The illegal, offshore sportsbook Bovada released a March Madness prop with perfect bracket odds so awful that it should be described as nothing short of predatory. It’s the latest example of why Americans deserve legal sports betting options with sportsbooks that are regulated and provide consumer protections when regulated properly. When you see this horrendous prop, you may even laugh at how ridiculously terrible the offered odds are.
Full disclosure: TheLines.com is an affiliate of several legal sportsbooks, but it has always been our staff’s mission to educate novice bettors to use the array of legal options in their states to maximize promos at sign up and shop for the best odds in order to increase their chances of winning. One of our primary goals is to never give our audience anything but the best available odds across sportsbooks.
Predatory Bovada March Madness Prop
The cringe-worthy prop Bovada offered was 50-1 odds for somebody to have a perfect bracket in 2023. It was also only a one-way market that didn’t allow anybody to bet that there wouldn’t be a perfect bracket. Many reputable sportsbooks will provide two-way markets on yes-no props.

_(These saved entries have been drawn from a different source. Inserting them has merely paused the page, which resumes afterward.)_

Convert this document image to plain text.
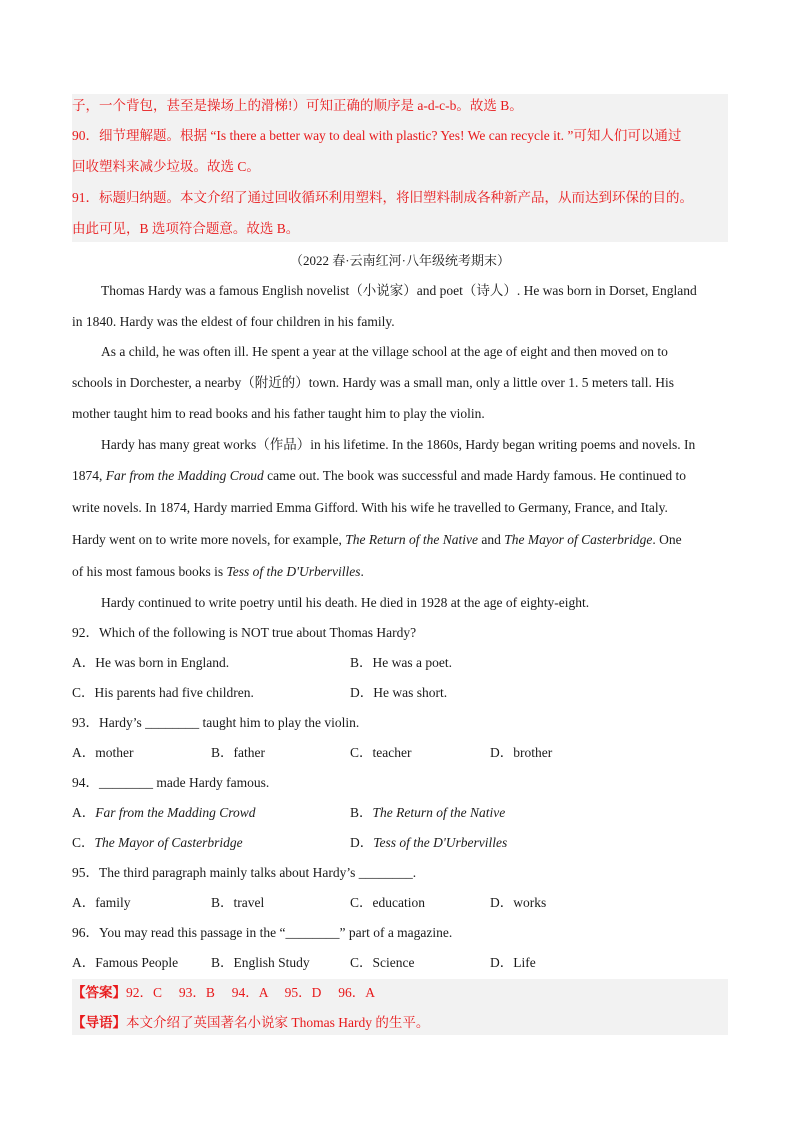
子，一个背包，甚至是操场上的滑梯!）可知正确的顺序是 a-d-c-b。故选 B。
90．细节理解题。根据 “Is there a better way to deal with plastic? Yes! We can recycle it. ”可知人们可以通过
回收塑料来减少垃圾。故选 C。
91．标题归纳题。本文介绍了通过回收循环利用塑料，将旧塑料制成各种新产品，从而达到环保的目的。
由此可见，B 选项符合题意。故选 B。
（2022 春·云南红河·八年级统考期末）
Thomas Hardy was a famous English novelist（小说家）and poet（诗人）. He was born in Dorset, England
in 1840. Hardy was the eldest of four children in his family.
As a child, he was often ill. He spent a year at the village school at the age of eight and then moved on to
schools in Dorchester, a nearby（附近的）town. Hardy was a small man, only a little over 1. 5 meters tall. His
mother taught him to read books and his father taught him to play the violin.
Hardy has many great works（作品）in his lifetime. In the 1860s, Hardy began writing poems and novels. In
1874, Far from the Madding Croud came out. The book was successful and made Hardy famous. He continued to
write novels. In 1874, Hardy married Emma Gifford. With his wife he travelled to Germany, France, and Italy.
Hardy went on to write more novels, for example, The Return of the Native and The Mayor of Casterbridge. One
of his most famous books is Tess of the D'Urbervilles.
Hardy continued to write poetry until his death. He died in 1928 at the age of eighty-eight.
92．Which of the following is NOT true about Thomas Hardy?
A．He was born in England.	B．He was a poet.
C．His parents had five children.	D．He was short.
93．Hardy’s ________ taught him to play the violin.
A．mother	B．father	C．teacher	D．brother
94．________ made Hardy famous.
A．Far from the Madding Crowd	B．The Return of the Native
C．The Mayor of Casterbridge	D．Tess of the D'Urbervilles
95．The third paragraph mainly talks about Hardy’s ________.
A．family	B．travel	C．education	D．works
96．You may read this passage in the “________” part of a magazine.
A．Famous People B．English Study	C．Science	D．Life
【答案】92．C　 93．B　 94．A　 95．D　 96．A
【导语】本文介绍了英国著名小说家 Thomas Hardy 的生平。
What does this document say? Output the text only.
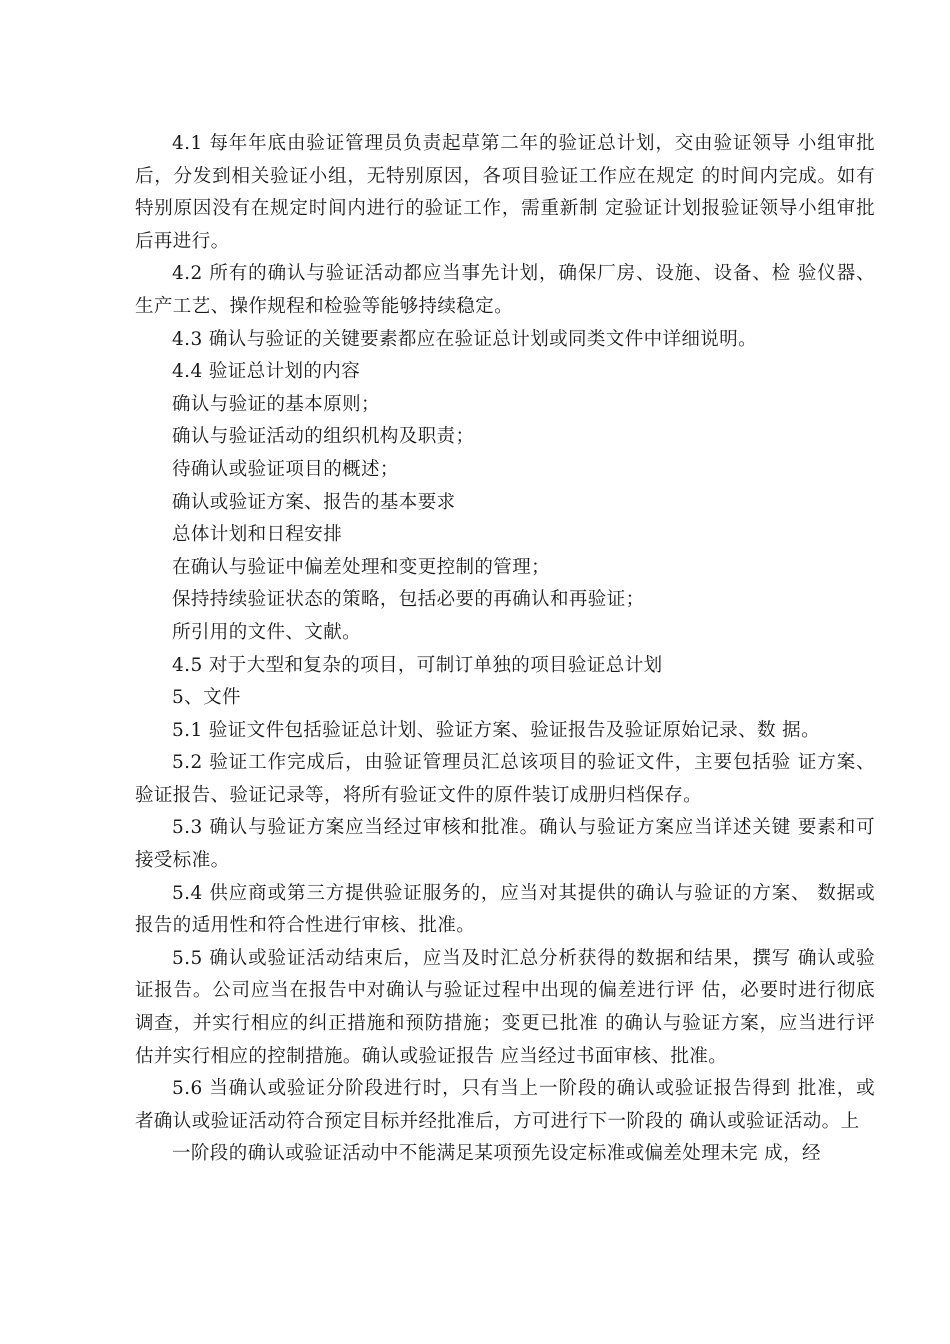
4.1 每年年底由验证管理员负责起草第二年的验证总计划，交由验证领导 小组审批后，分发到相关验证小组，无特别原因，各项目验证工作应在规定 的时间内完成。如有特别原因没有在规定时间内进行的验证工作，需重新制 定验证计划报验证领导小组审批后再进行。

4.2 所有的确认与验证活动都应当事先计划，确保厂房、设施、设备、检 验仪器、生产工艺、操作规程和检验等能够持续稳定。

4.3 确认与验证的关键要素都应在验证总计划或同类文件中详细说明。

4.4 验证总计划的内容

确认与验证的基本原则；

确认与验证活动的组织机构及职责；

待确认或验证项目的概述；

确认或验证方案、报告的基本要求

总体计划和日程安排

在确认与验证中偏差处理和变更控制的管理；

保持持续验证状态的策略，包括必要的再确认和再验证；

所引用的文件、文献。

4.5 对于大型和复杂的项目，可制订单独的项目验证总计划

5、文件

5.1 验证文件包括验证总计划、验证方案、验证报告及验证原始记录、数 据。

5.2 验证工作完成后，由验证管理员汇总该项目的验证文件，主要包括验 证方案、验证报告、验证记录等，将所有验证文件的原件装订成册归档保存。

5.3 确认与验证方案应当经过审核和批准。确认与验证方案应当详述关键 要素和可接受标准。

5.4 供应商或第三方提供验证服务的，应当对其提供的确认与验证的方案、 数据或报告的适用性和符合性进行审核、批准。

5.5 确认或验证活动结束后，应当及时汇总分析获得的数据和结果，撰写 确认或验证报告。公司应当在报告中对确认与验证过程中出现的偏差进行评 估，必要时进行彻底调查，并实行相应的纠正措施和预防措施；变更已批准 的确认与验证方案，应当进行评估并实行相应的控制措施。确认或验证报告 应当经过书面审核、批准。

5.6 当确认或验证分阶段进行时，只有当上一阶段的确认或验证报告得到 批准，或者确认或验证活动符合预定目标并经批准后，方可进行下一阶段的 确认或验证活动。上

一阶段的确认或验证活动中不能满足某项预先设定标准或偏差处理未完 成，经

This is now the part of the show where we remind you that the odds of a perfect bracket are 1 in 9.2 QUINTILLION. In case that doesn’t translate, here it is in full number form: 1 in 9,200,000,000,000,000,000. It is about 1/4 of the miles we are away from the Carina Nebula, which takes 7,600 years to reach. Now, a perfect bracket is not exactly 1 in 9.2 quintillion. That would only be the case if every game was a coin flip, but it’s at least a starting point.

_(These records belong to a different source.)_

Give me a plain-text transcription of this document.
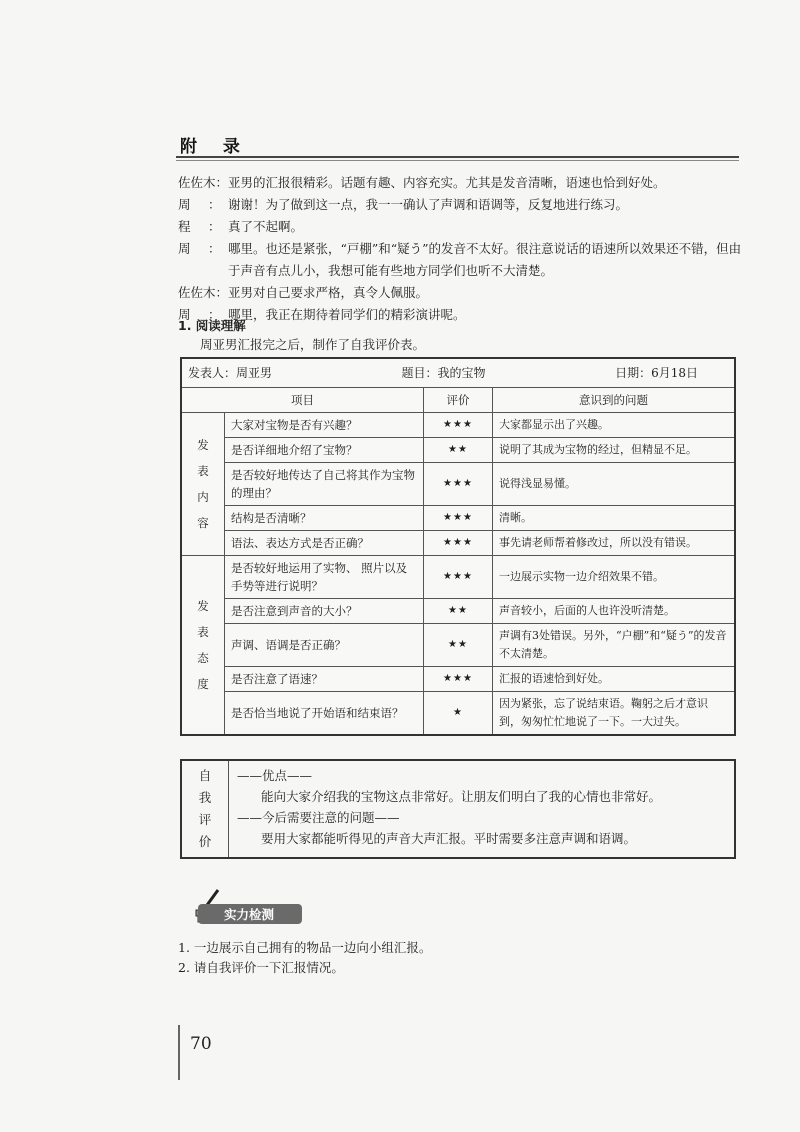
附 录
佐佐木 ： 亚男的汇报很精彩。话题有趣、内容充实。尤其是发音清晰，语速也恰到好处。
周	： 谢谢！为了做到这一点，我一一确认了声调和语调等，反复地进行练习。
程	： 真了不起啊。
周	： 哪里。也还是紧张，“戸棚”和“疑う”的发音不太好。很注意说话的语速所以效果还不错，但由于声音有点儿小，我想可能有些地方同学们也听不大清楚。
佐佐木 ： 亚男对自己要求严格，真令人佩服。
周	： 哪里，我正在期待着同学们的精彩演讲呢。
1. 阅读理解
周亚男汇报完之后，制作了自我评价表。
发表人：周亚男 题目：我的宝物 日期：6月18日			

项目		评价	意识到的问题

发
表
内
容	大家对宝物是否有兴趣？	★★★	大家都显示出了兴趣。
	是否详细地介绍了宝物？	★★	说明了其成为宝物的经过，但精显不足。
	是否较好地传达了自己将其作为宝物的理由？	★★★	说得浅显易懂。
	结构是否清晰？	★★★	清晰。
	语法、表达方式是否正确？	★★★	事先请老师帮着修改过，所以没有错误。

发
表
态
度	是否较好地运用了实物、 照片以及手势等进行说明？	★★★	一边展示实物一边介绍效果不错。
	是否注意到声音的大小？	★★	声音较小，后面的人也许没听清楚。
	声调、语调是否正确？	★★	声调有3处错误。另外，“户棚”和“疑う”的发音不太清楚。
	是否注意了语速？	★★★	汇报的语速恰到好处。
	是否恰当地说了开始语和结束语？	★	因为紧张，忘了说结束语。鞠躬之后才意识到，匆匆忙忙地说了一下。一大过失。
自
我
评
价

——优点——
能向大家介绍我的宝物这点非常好。让朋友们明白了我的心情也非常好。
——今后需要注意的问题——
要用大家都能听得见的声音大声汇报。平时需要多注意声调和语调。
实力检测
1. 一边展示自己拥有的物品一边向小组汇报。
2. 请自我评价一下汇报情况。
70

Bovada’s greedy offering of 50-1 implies a 2% chance of a perfect bracket somewhere this year. So let’s take these marauding March Madness malcontents at face value for a moment. According to the American Gaming Association, roughly 70 million brackets are filled out each year. So this bet is really 50-1 odds for any of those 70 million to have a perfect bracket. So, 70 million bullets at a 1-in-9.2 quintillion chance. Maybe fewer, since some might be identical brackets.

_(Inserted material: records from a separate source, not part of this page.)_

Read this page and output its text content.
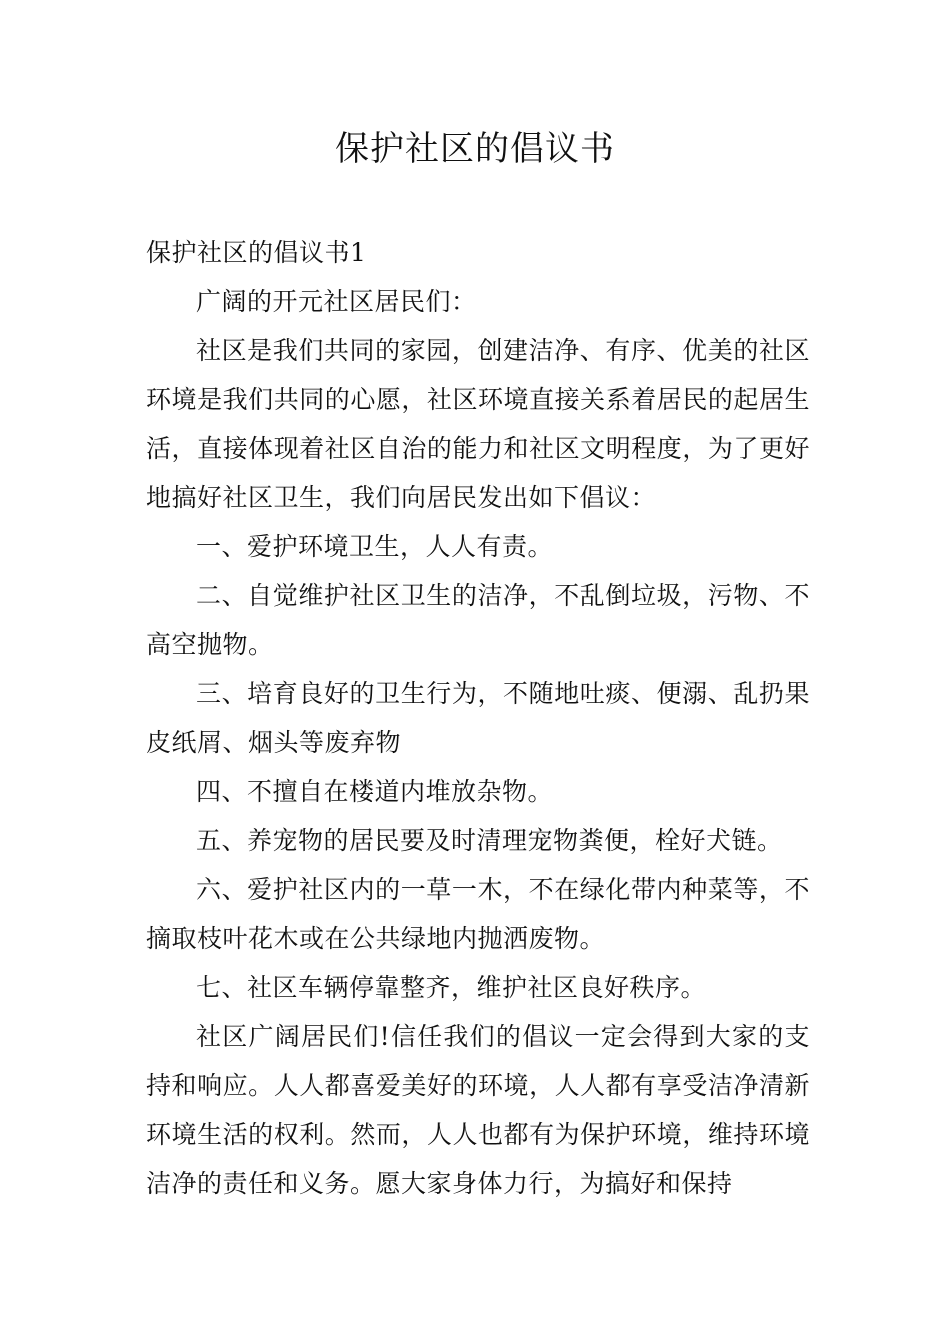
保护社区的倡议书

保护社区的倡议书1

广阔的开元社区居民们：

社区是我们共同的家园，创建洁净、有序、优美的社区环境是我们共同的心愿，社区环境直接关系着居民的起居生活，直接体现着社区自治的能力和社区文明程度，为了更好地搞好社区卫生，我们向居民发出如下倡议：

一、爱护环境卫生，人人有责。

二、自觉维护社区卫生的洁净，不乱倒垃圾，污物、不高空抛物。

三、培育良好的卫生行为，不随地吐痰、便溺、乱扔果皮纸屑、烟头等废弃物

四、不擅自在楼道内堆放杂物。

五、养宠物的居民要及时清理宠物粪便，栓好犬链。

六、爱护社区内的一草一木，不在绿化带内种菜等，不摘取枝叶花木或在公共绿地内抛洒废物。

七、社区车辆停靠整齐，维护社区良好秩序。

社区广阔居民们!信任我们的倡议一定会得到大家的支持和响应。人人都喜爱美好的环境，人人都有享受洁净清新环境生活的权利。然而，人人也都有为保护环境，维持环境洁净的责任和义务。愿大家身体力行，为搞好和保持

Again, perfect bracket odds are not actually 1-in-9.2 quintillion since every game is not a true 50-50 coin flip. But yeah, 50-1? Still terrible. For what it’s worth, BetMGM is giving away $10 million if you do the unthinkable and have a perfect bracket. You won’t, but they’ll still give you $100,000 for the best bracket.
Why We Need Legal, Regulated Sports Betting
I can just picture the rapacious rookie that posted this prop somewhere across the ocean laughing like an evil movie villain at the poor souls who think they are betting a fun college basketball longshot. And these offshore sportsbooks can post these voraciously victimizing advantages because there are no laws, rules or regulations telling them they cannot.
Just today, Barstool Sportsbook operating in Massachusetts was pressured to remove “Can’t Lose” language from its app after regulators became aware of it. The concerns were some sports bettors would not understand it was meant to be tongue-in-cheek and not to be taken literally.
Whatever your opinion is of that marketing tactic, consumer protections won the day. It would never have been taken down without government oversight of these legal, American sportsbooks.
States that have not legalized sports betting yet, with politicians and lobbyists citing morality issues as reasons against it, should consider the digital age we live in. So many sports fans in your state are already betting on sports online, some not knowing the sportsbook they are using is illegal, because some offshores even have the fearlessness to put a reference to the U.S. in their name or marketing. There are no consumer protections for those citizens, no advertised outlets to help problem gamblers, and no additional tax revenue to support other worthy causes in need of funding in your state.
If elected officials in states without legal sports betting are worried about sports fans putting a few bucks on this week’s college basketball games, they should consider changing their minds. Many of those same states are busy running Powerball ads telling their citizens to buy a ticket with a jackpot offering 292 million-to-1 odds. Meanwhile, predatory unregulated sportsbooks reap from their citizens’ pockets, untaxed and unchecked. There’s no good reason for it, and this is the latest example why.